The Grand Budapest Hotel

He saw the cube on the foyer of the Grand Budapest Hotel reception counter, grabbed it, and rapidly moved the squares of the cube until it emitted a loud raspberry noise and the Hungarian word “hoppá”. The cube was safely deactivated.

The following day, armed with a return ticket courtesy of Q, he joined the queue back to Jersey. No one would ever know how close the world had come to destruction. The spectre of war had been averted.

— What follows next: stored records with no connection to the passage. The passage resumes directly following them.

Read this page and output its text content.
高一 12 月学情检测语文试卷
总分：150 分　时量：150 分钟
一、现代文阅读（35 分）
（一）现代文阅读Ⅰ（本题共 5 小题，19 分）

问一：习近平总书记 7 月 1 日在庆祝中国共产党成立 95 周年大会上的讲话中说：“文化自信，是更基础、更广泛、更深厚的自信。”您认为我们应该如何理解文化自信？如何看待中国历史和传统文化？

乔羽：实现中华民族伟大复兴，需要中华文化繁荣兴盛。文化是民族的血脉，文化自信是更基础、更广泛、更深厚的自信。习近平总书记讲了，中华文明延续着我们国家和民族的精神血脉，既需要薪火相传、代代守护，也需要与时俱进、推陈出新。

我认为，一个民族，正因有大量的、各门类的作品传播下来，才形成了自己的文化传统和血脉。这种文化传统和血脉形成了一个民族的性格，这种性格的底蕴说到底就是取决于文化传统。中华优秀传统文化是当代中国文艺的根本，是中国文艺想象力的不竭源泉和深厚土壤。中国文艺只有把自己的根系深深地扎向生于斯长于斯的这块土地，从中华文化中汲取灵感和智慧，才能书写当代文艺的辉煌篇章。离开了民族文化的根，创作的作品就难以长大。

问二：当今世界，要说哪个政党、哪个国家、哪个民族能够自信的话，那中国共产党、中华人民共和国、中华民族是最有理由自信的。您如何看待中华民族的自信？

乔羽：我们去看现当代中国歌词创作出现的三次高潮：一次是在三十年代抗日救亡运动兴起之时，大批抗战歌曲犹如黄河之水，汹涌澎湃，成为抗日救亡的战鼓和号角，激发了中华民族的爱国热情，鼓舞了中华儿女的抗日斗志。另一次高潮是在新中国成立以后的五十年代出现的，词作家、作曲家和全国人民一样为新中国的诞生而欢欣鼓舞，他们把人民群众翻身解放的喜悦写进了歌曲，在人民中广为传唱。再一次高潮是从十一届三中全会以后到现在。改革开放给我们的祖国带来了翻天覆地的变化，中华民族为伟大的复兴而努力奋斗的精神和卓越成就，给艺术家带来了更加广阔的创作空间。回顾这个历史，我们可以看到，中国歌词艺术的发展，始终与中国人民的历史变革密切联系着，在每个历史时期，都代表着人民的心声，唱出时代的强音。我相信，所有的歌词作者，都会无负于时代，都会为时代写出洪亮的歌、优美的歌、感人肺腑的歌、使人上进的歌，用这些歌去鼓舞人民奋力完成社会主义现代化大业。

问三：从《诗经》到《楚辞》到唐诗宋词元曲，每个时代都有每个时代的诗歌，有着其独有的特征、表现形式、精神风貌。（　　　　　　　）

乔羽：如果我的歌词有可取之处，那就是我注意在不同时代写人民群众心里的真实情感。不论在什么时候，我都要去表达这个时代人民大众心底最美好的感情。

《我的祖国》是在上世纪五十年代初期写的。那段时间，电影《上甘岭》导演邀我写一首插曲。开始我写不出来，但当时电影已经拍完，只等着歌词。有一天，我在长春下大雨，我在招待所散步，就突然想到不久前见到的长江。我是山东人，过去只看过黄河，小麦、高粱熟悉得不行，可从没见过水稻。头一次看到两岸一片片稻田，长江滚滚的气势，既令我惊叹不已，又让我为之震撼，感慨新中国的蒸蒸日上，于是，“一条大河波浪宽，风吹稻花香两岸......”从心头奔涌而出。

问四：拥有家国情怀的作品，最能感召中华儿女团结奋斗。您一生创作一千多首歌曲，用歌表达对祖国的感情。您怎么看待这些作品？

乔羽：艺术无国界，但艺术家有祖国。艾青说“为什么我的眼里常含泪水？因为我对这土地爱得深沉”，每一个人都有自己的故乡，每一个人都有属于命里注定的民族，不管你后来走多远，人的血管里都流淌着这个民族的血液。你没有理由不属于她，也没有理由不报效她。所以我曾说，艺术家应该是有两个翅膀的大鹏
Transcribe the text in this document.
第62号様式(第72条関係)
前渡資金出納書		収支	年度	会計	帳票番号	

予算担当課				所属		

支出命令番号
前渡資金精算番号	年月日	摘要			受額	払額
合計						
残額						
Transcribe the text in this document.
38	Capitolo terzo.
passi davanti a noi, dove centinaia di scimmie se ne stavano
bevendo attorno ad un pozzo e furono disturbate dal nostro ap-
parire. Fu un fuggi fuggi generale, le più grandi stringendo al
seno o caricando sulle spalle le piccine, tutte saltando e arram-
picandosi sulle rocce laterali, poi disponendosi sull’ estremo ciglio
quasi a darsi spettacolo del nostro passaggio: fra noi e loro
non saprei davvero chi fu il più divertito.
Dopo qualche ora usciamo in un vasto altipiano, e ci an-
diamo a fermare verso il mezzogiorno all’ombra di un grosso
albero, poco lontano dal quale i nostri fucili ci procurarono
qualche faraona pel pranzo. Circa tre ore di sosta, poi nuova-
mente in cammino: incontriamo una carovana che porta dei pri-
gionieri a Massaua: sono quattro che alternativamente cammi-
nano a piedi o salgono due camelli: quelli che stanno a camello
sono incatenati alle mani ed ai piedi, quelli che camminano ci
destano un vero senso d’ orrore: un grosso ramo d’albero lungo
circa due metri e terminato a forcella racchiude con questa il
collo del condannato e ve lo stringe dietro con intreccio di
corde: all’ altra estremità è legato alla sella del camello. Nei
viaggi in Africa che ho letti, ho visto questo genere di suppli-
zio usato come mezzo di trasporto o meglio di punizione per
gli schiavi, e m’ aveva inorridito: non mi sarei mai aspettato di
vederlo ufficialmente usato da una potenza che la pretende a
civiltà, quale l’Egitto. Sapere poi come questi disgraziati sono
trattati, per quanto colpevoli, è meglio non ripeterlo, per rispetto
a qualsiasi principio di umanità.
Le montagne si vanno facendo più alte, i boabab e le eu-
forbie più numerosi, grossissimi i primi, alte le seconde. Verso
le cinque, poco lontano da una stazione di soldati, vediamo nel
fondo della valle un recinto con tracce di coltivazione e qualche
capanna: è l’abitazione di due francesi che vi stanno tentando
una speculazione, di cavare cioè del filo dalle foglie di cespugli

Instead the cover story was already in place: he had been booked on the wrong flight. He would be the subject of twitter ridicule for several days, but the world would be a safer place. Now all he had to do was face the music, and dance.

As he settled on his flight, he opened a copy of a book he had grabbed at the Airport shop. "The Bucharest Protocol" by Adam Lebor. The blurb on the back said: "A deadly web of intrigue and power play, a game played for the highest stakes: the very future of Europe."

And it had love and death and fascists and lost fortunes and a ski chase.